Hedge ratio in hedge accounting requirements
What is meant by hedge ratio and how it is helpful in meeting the hedge accounting requirements?
Hedge ratio refers to the number of units that are used as hedging instrument for the purpose of hedging a hedged item. Usually, the ratio is 1:1 for most of the financial instruments. For example, if the entity wants to hedge a fixed rate debt instrument of say Rs 10 crore, then if the hedging instrument happens to be an interest rate swap, then the notional amount of the interest rate swap would also be Rs 10 crore. This means that the hedge ratio is 1:1.

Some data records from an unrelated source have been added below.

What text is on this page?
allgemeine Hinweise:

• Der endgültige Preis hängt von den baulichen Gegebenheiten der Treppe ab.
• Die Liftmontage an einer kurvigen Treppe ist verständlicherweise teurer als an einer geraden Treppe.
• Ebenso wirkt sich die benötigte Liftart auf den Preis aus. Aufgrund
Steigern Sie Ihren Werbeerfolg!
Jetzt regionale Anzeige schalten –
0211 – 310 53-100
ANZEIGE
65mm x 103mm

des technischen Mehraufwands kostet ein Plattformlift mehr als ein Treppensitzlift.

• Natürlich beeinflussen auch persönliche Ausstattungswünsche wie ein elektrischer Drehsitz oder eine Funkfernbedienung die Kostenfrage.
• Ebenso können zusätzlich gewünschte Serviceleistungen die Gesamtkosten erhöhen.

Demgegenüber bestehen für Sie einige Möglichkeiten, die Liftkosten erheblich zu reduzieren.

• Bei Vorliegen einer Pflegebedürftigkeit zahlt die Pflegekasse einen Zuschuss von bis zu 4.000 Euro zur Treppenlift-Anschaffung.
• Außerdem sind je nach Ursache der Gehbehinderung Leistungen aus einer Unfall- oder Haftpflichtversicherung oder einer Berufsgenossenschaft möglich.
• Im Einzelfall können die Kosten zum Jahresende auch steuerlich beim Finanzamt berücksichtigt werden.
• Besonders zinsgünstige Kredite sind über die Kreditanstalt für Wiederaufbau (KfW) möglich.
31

In accordance with the hedge effectiveness requirements, the hedge ratio of the hedging relationship must be the same as that resulting from the quantity of the hedged item that the entity actually hedges and the quantity of the hedging instrument that the entity actually uses to hedge that quantity of hedged item.
If an entity hedges 85% of the exposure on a hedged item, then the entity should use the same hedge ratio of 85% while designating a hedging relationship using the same hedge ratio. For example, if an entity hedges only 60% of the fixed rate debt exposure as per its risk management strategy, then while designating the hedging relationship the entity should designate only 60% of the value of debt security as the hedging instrument. The entity is not allowed to increase or decrease the hedge ratio that is in accordance with the actual hedge that the entity undertakes as per its risk management strategy.
The designation of the hedging relationship using the same hedge ratio that the entity actually uses in its risk management strategy should not create an imbalance between ratings of the hedged item and the hedging instrument that is used by the entity for hedging purposes.
As per the previous version of hedge accounting, viz, IAS 39, once the hedge ratio is determined, it was not permitted to be changed during the life of the hedging relationship. This caused enormous hardship for the entities and many times the hedge accounting had to be discontinued because of a change in the hedge ratio that is warranted as per the real life scenario. Considering the need for addressing this issue, IFRS 9 and Ind AS 109 now permits the hedge ratio to be modified even during the course of hedging relationship without the entity having to discontinue hedge accounting. The hedge ratio is modified by either increasing or decreasing the hedged item or the hedging instrument so as to achieve the desired relationship. The accounting treatment when such hedge ratio is modified is very elaborately given in this Standard.